I can take this idea so many places. What does this mean for poor communities who face regular violence and live in settings that do not build hope?
But on a personal level, I’ve stumbled into something that feels like a better balance than I had before. Instead of obsessing over what I’m eating, I eat closer to what I want, when I want. I am still mindful to eat real, whole foods. Sugar is still minimal.

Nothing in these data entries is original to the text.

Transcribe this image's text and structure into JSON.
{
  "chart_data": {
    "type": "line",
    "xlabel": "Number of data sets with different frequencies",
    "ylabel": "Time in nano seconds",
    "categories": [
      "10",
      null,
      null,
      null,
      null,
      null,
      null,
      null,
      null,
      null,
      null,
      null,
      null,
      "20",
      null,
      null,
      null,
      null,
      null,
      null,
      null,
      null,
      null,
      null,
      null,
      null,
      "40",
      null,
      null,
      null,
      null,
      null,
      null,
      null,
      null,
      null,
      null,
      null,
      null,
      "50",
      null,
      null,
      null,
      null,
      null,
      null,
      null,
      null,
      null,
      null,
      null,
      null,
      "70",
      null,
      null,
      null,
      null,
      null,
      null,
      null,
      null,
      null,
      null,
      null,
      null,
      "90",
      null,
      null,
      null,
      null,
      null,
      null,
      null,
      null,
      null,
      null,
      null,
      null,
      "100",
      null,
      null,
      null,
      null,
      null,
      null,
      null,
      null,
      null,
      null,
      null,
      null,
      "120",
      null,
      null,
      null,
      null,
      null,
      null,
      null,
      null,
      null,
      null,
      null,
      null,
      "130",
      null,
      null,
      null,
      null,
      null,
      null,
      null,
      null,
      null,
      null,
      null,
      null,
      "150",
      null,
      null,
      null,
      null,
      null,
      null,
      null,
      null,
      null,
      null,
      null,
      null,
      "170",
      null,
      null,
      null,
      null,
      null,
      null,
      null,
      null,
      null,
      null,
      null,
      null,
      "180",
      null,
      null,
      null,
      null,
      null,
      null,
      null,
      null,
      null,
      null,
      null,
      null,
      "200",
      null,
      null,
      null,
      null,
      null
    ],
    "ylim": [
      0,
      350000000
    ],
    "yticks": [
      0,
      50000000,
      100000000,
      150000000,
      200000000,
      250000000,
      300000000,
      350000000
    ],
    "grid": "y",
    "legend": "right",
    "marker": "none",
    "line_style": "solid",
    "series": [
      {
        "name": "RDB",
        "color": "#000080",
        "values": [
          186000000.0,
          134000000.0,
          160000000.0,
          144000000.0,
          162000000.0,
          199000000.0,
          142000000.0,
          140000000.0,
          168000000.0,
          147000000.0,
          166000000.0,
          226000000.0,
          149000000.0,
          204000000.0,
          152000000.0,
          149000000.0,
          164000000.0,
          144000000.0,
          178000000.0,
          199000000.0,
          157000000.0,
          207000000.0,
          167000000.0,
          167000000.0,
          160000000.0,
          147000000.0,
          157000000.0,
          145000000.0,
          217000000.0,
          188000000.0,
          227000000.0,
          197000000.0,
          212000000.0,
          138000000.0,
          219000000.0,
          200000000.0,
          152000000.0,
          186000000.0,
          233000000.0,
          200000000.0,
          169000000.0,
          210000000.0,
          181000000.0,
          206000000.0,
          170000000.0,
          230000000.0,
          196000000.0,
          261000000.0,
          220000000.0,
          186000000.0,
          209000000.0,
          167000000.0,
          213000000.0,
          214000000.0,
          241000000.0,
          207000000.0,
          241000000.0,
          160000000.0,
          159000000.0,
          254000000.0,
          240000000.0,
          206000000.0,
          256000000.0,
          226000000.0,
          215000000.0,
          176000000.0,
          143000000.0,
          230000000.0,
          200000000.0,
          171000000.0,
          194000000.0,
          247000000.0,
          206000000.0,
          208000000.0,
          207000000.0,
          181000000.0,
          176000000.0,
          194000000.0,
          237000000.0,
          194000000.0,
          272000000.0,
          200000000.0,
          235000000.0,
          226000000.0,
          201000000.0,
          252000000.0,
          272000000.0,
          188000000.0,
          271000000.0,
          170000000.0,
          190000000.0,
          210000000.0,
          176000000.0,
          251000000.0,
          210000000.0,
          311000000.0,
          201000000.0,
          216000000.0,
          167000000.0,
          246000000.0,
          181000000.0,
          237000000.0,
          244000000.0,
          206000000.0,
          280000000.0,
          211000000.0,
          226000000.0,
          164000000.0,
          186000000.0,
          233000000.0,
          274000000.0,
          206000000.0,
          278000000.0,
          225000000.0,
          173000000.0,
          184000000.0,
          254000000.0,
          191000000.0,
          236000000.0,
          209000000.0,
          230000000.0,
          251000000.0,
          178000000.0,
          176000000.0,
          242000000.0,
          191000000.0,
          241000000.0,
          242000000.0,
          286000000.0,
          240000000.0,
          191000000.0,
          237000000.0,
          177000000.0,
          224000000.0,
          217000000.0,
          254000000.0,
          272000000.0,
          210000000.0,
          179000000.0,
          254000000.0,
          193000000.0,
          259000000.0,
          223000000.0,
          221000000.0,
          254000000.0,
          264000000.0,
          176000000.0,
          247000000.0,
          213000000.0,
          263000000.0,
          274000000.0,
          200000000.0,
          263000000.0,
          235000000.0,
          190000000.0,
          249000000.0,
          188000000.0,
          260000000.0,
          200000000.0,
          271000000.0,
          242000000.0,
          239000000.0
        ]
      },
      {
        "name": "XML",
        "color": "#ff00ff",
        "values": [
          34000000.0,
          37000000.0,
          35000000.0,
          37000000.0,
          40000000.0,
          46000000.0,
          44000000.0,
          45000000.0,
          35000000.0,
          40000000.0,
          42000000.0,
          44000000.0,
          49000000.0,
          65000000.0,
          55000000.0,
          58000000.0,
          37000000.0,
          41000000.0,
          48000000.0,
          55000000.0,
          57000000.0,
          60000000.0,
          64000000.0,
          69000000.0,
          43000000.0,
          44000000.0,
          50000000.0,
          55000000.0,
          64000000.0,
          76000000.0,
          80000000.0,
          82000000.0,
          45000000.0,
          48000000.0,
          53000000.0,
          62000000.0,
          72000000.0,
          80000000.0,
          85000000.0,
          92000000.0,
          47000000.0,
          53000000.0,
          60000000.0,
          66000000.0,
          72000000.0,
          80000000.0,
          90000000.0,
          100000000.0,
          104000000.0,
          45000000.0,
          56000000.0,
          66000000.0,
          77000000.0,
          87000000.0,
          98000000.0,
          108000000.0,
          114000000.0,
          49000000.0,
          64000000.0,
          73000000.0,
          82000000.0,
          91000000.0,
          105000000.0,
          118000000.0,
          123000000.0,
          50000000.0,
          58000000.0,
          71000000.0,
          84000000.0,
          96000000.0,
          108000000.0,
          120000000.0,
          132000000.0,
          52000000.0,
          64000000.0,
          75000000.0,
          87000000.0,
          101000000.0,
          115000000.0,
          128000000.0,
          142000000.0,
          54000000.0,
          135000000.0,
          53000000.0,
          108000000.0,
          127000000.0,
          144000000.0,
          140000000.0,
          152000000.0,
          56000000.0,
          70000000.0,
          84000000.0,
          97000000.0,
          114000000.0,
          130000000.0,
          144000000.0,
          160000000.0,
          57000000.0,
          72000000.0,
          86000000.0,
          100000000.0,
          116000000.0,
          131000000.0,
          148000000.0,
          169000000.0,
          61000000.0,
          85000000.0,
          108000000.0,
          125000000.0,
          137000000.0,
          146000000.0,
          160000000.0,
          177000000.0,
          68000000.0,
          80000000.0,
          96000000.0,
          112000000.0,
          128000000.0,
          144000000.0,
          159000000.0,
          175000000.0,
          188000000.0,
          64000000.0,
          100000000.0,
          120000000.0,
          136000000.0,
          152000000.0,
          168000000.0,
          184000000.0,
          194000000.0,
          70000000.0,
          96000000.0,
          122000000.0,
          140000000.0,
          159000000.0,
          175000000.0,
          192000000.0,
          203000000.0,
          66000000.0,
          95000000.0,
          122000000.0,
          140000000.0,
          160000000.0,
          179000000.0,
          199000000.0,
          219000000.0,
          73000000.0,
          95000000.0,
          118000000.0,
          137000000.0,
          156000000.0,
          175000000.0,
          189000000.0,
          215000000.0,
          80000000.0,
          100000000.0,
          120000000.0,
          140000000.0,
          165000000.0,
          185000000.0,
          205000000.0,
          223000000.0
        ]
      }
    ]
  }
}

At the beginning of the pandemic I would often have ice cream in the house, now I’m over that, but occasionally I will buy a pint when I really want one – and then eat it over days rather than gorging to sickness (which I sometimes did when eating it felt guilty).
Instead of “hard choices, easy life; easy choices, hard life” – maybe it should be “smart choices, easy life; impulsive choices, hard life.”
Spend money on things now that bring you most joy, while structuring your major expenses in a way that allows you to set money aside for the future.
Find the healthy, nourishing foods that you LOVE and prepare foods in ways that bring joy, while not being overly strict.
Move your body in a way you love.
Learn who you are and stay true to that person, enabling yourself to be in a position to make those ethical, moral, ‘right’ decisions at all times because you will feel better and draw more people to you.
And yes, this may still require discipline in moments as Jacko says, but when you have systems in place it takes less and less discipline.